Principais exemplos:
Mulvey utiliza como exemplo filmes de Hitchcock e Sternberg. Como em “Um corpo
que cai”, onde a câmera subjetiva é utilizada fortemente para fazer predominar o imaginário
de que o protagonista possui o controle da narrativa.

“Enquanto Hitchcock caminha em direção à investigação do


voyeurismo, Sternberg produz o fetiche máximo, levando-o até o
ponto em que o olhar poderoso do protagonista masculino
(característico do filme tradicional narrativo), é quebrado em favor da
imagem, em afinidade erótica direta com o espectador. A beleza da
mulher enquanto objeto e o espaço da tela se unem; ela não é mais a
portadora da culpa e sim um produto perfeito, cujo corpo, estilizado e
fragmentado nos close-ups, é o conteúdo do filme e o recipiente
direto do olhar do espectador.” (MULVEY, 1975. p. 448)

Principais argumentos:

De acordo com a autora, se faz necessário destruir o padrão tradicional de prazer e


beleza na cinematografia, que retrata ao longo da história do cinema a satisfação e o
reforço do ego masculino por meio da representação da mulher como sujeito de controle,
desejo e fantasia do homem heterossexual na sociedade patriarcal, representado no cinema
sob um olhar escopofílico-voyeurista, onde o homem é o dono do olhar e a mulher é o
objeto a ser observado de forma erotizada, fantasiada, fetichizada, sendo assim, o
espetáculo em si.

“Existem três séries diferentes de olhares associados com o cinema:


o da câmera que registra o acontecimento pró-fílmico, o da platéia
quando assiste ao produto final, e aquele dos personagens dentro da
ilusão da tela.
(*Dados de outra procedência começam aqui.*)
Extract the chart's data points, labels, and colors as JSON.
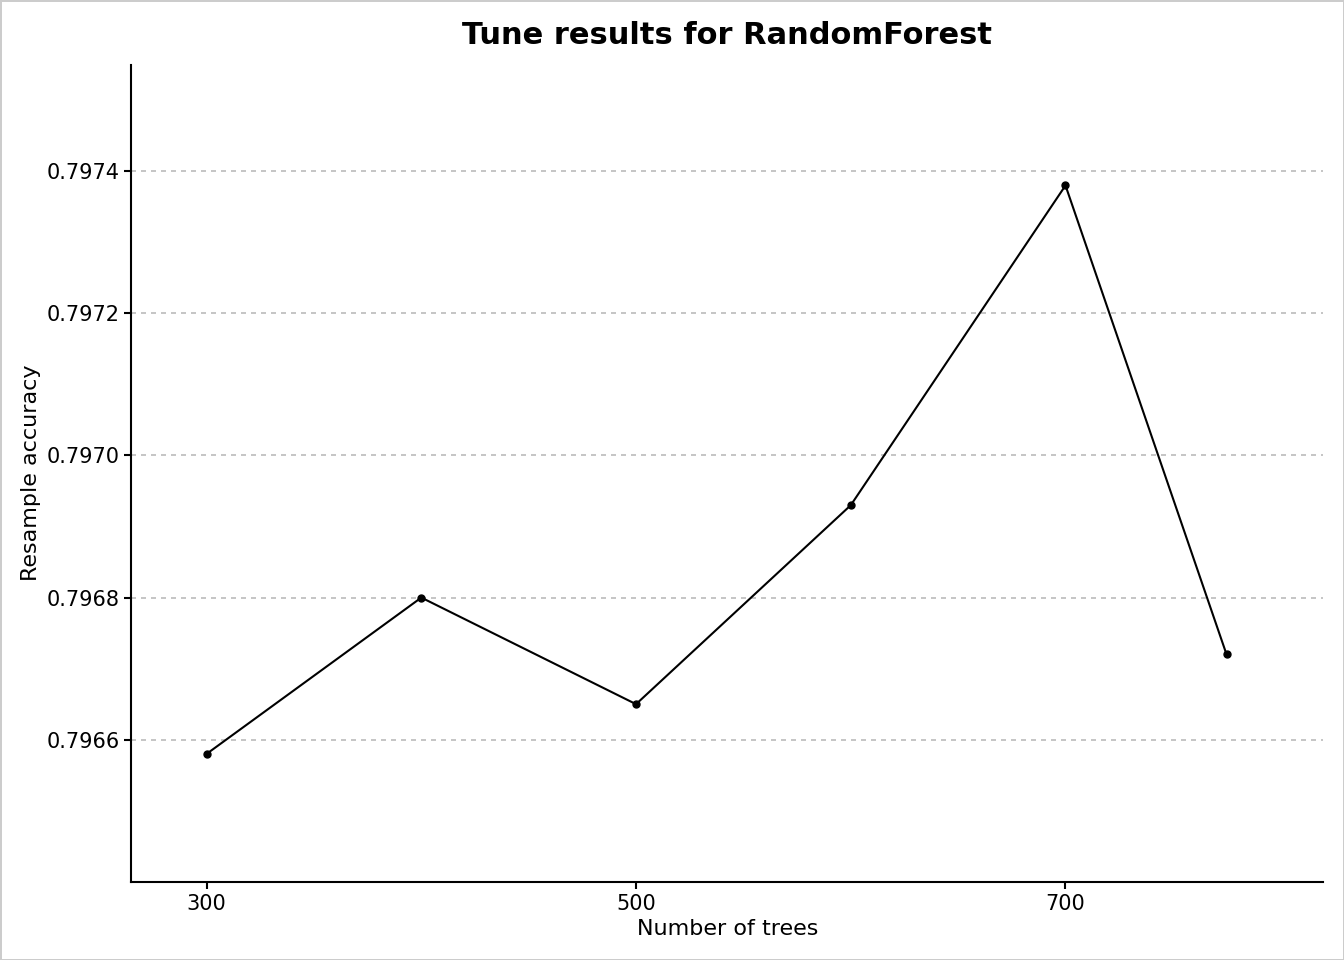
{
  "title": "Tune results for RandomForest",
  "xlabel": "Number of trees",
  "ylabel": "Resample accuracy",
  "x_values": [
    300,
    400,
    500,
    600,
    700,
    775
  ],
  "y_values": [
    0.79658,
    0.7968,
    0.79665,
    0.79693,
    0.79738,
    0.79672
  ],
  "line_color": "#000000",
  "marker_color": "#000000",
  "marker_size": 5,
  "line_width": 1.5,
  "background_color": "#ffffff",
  "grid_color": "#bbbbbb",
  "yticks": [
    0.7966,
    0.7968,
    0.797,
    0.7972,
    0.7974
  ],
  "xticks": [
    300,
    500,
    700
  ],
  "ylim": [
    0.7964,
    0.79755
  ],
  "xlim": [
    265,
    820
  ],
  "title_fontsize": 22,
  "axis_label_fontsize": 16,
  "tick_fontsize": 15
}
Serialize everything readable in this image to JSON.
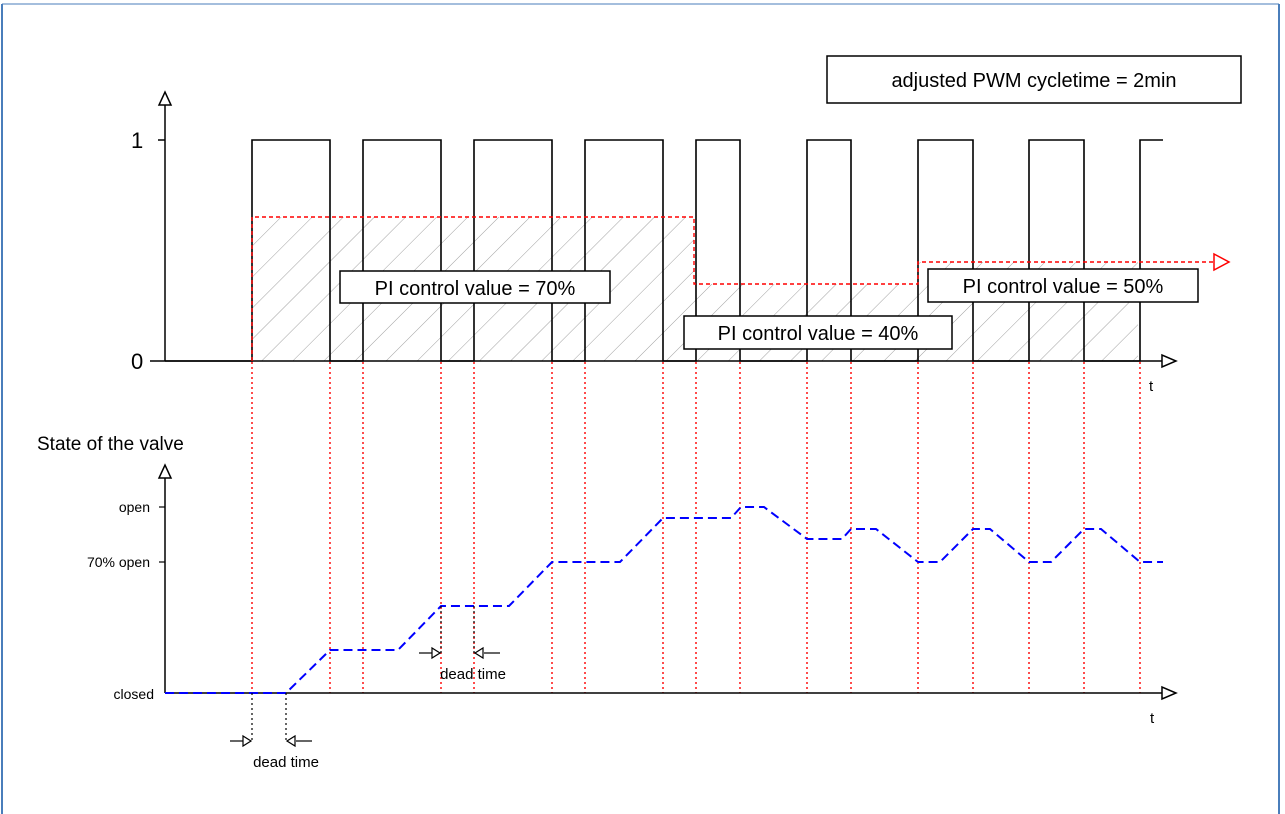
{
  "diagram": {
    "cycle_box_text": "adjusted PWM cycletime = 2min",
    "pwm_axis": {
      "tick_high": "1",
      "tick_low": "0",
      "time_label": "t"
    },
    "control_values": [
      {
        "label": "PI control value = 70%"
      },
      {
        "label": "PI control value = 40%"
      },
      {
        "label": "PI control value = 50%"
      }
    ],
    "valve_axis": {
      "title": "State of the valve",
      "level_open": "open",
      "level_70": "70% open",
      "level_closed": "closed",
      "time_label": "t"
    },
    "dead_time_label": "dead time",
    "colors": {
      "pwm_signal": "#000000",
      "control_value_line": "#ff0000",
      "sync_lines": "#ff0000",
      "valve_state": "#0000ff",
      "hatch": "#a0a0a0",
      "frame_border": "#4a7ebb"
    }
  }
}
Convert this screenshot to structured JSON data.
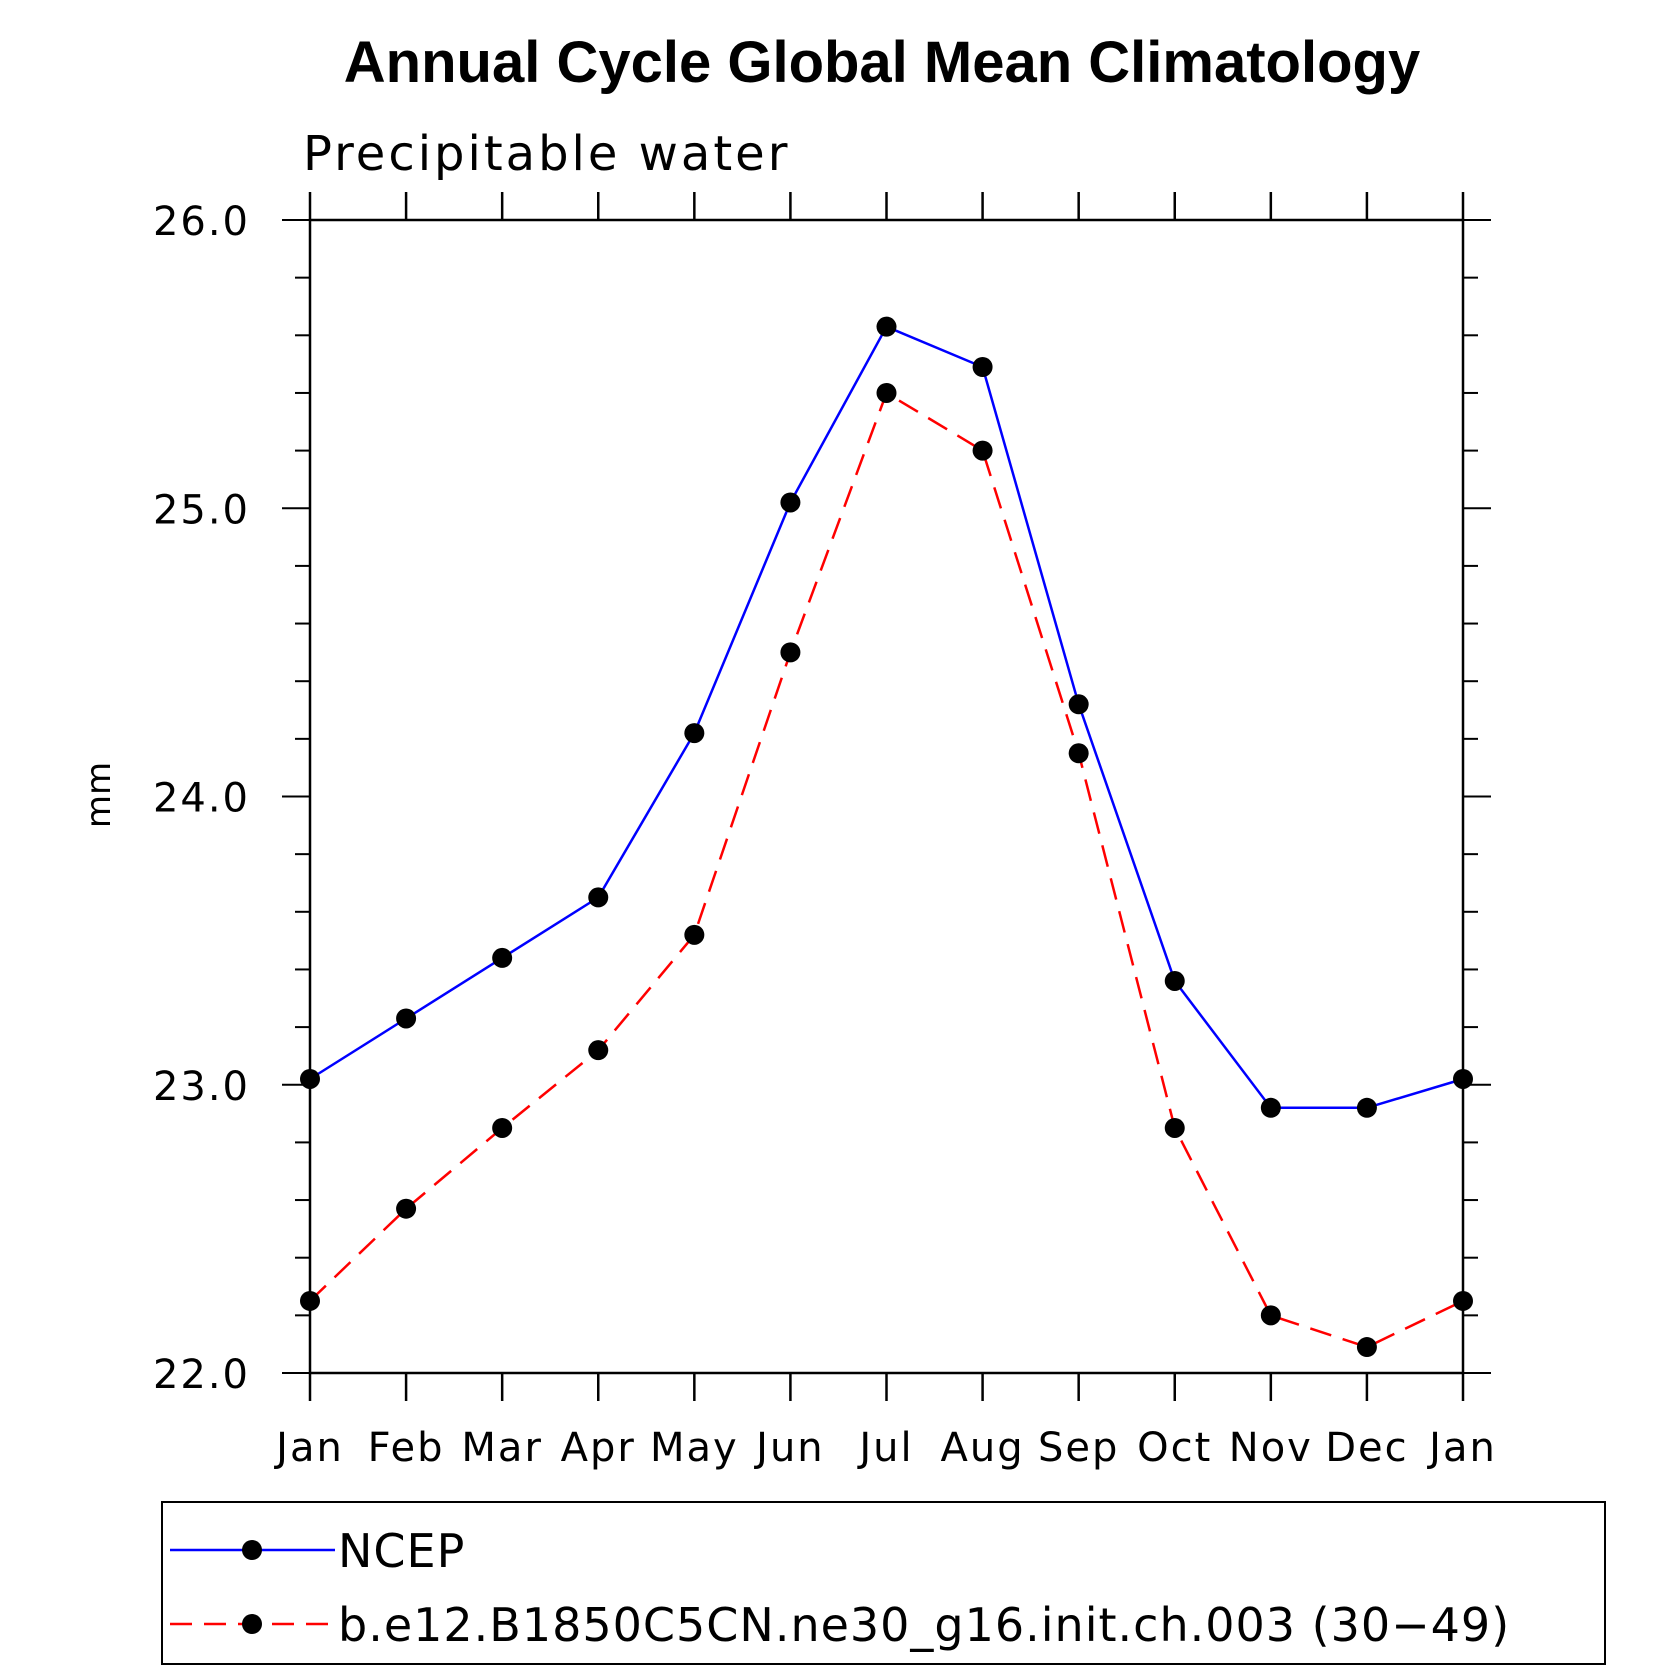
{
  "chart_data": {
    "type": "line",
    "title": "Annual Cycle Global Mean Climatology",
    "subtitle": "Precipitable water",
    "xlabel": "",
    "ylabel": "mm",
    "categories": [
      "Jan",
      "Feb",
      "Mar",
      "Apr",
      "May",
      "Jun",
      "Jul",
      "Aug",
      "Sep",
      "Oct",
      "Nov",
      "Dec",
      "Jan"
    ],
    "ylim": [
      22.0,
      26.0
    ],
    "yticks": [
      "22.0",
      "23.0",
      "24.0",
      "25.0",
      "26.0"
    ],
    "grid": false,
    "legend_position": "bottom",
    "series": [
      {
        "name": "NCEP",
        "color": "#0000ff",
        "line_style": "solid",
        "marker": "filled-circle",
        "values": [
          23.02,
          23.23,
          23.44,
          23.65,
          24.22,
          25.02,
          25.63,
          25.49,
          24.32,
          23.36,
          22.92,
          22.92,
          23.02
        ]
      },
      {
        "name": "b.e12.B1850C5CN.ne30_g16.init.ch.003 (30−49)",
        "color": "#ff0000",
        "line_style": "dashed",
        "marker": "filled-circle",
        "values": [
          22.25,
          22.57,
          22.85,
          23.12,
          23.52,
          24.5,
          25.4,
          25.2,
          24.15,
          22.85,
          22.2,
          22.09,
          22.25
        ]
      }
    ]
  }
}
As convenções do filme narrativo rejeitam os dois
primeiros, subordinando-os ao terceiro, com o objetivo consciente de
eliminar sempre a presença da câmera intrusa e impedir uma
consciência distanciada da platéia. [...]. Entretanto, conforme
discutido neste artigo, a estrutura do olhar no filme narrativo de ficção
carrega uma contradição em suas bases: a imagem feminina
enquanto perigo de castração constantemente ameaça a unidade da
diegese e irrompe através do mundo da ilusão como um fetiche
intruso, estático e unidimensional. assim, os dois olhares
materialmente presentes no tempo e no espaço estão
obsessivamente subordinados às necessidade neuróticas do ego
masculino.” (MULVEY, 1975. pp. 452 - 453).

Posicionamento pessoal:

Após a leitura do presente texto, “Prazer visual e cinema narrativo”, de Laura


Mulvey, pude concluir que o cinema narrativo tradicional possui aspectos nitidamente
estruturados em uma linguagem falocêntrica do sistema de sociedade patriarcal, que define
o papel da mulher na sociedade, ora como objeto de satisfação e prazer, ora como figura
materna que compensa a ausência do falo através do significante, como figura castrada
perante a manifesta figura do homem - sujeito ativo e determinante com relação à
passividade da figura feminina a ser objetificada pelo seu olhar controlador. De acordo com
as teorias psicanalíticas utilizadas pela autora, pode-se depreender as raízes de opressões
de gênero que se apresentam no inconsciente das pessoas de diversas maneiras, inclusive
através do cinema. O ensaio de Mulvey, ao meu ver, cumpriu com seu objetivo de discutir e
relacionar o significado do prazer erótico no cinema com a figura da mulher.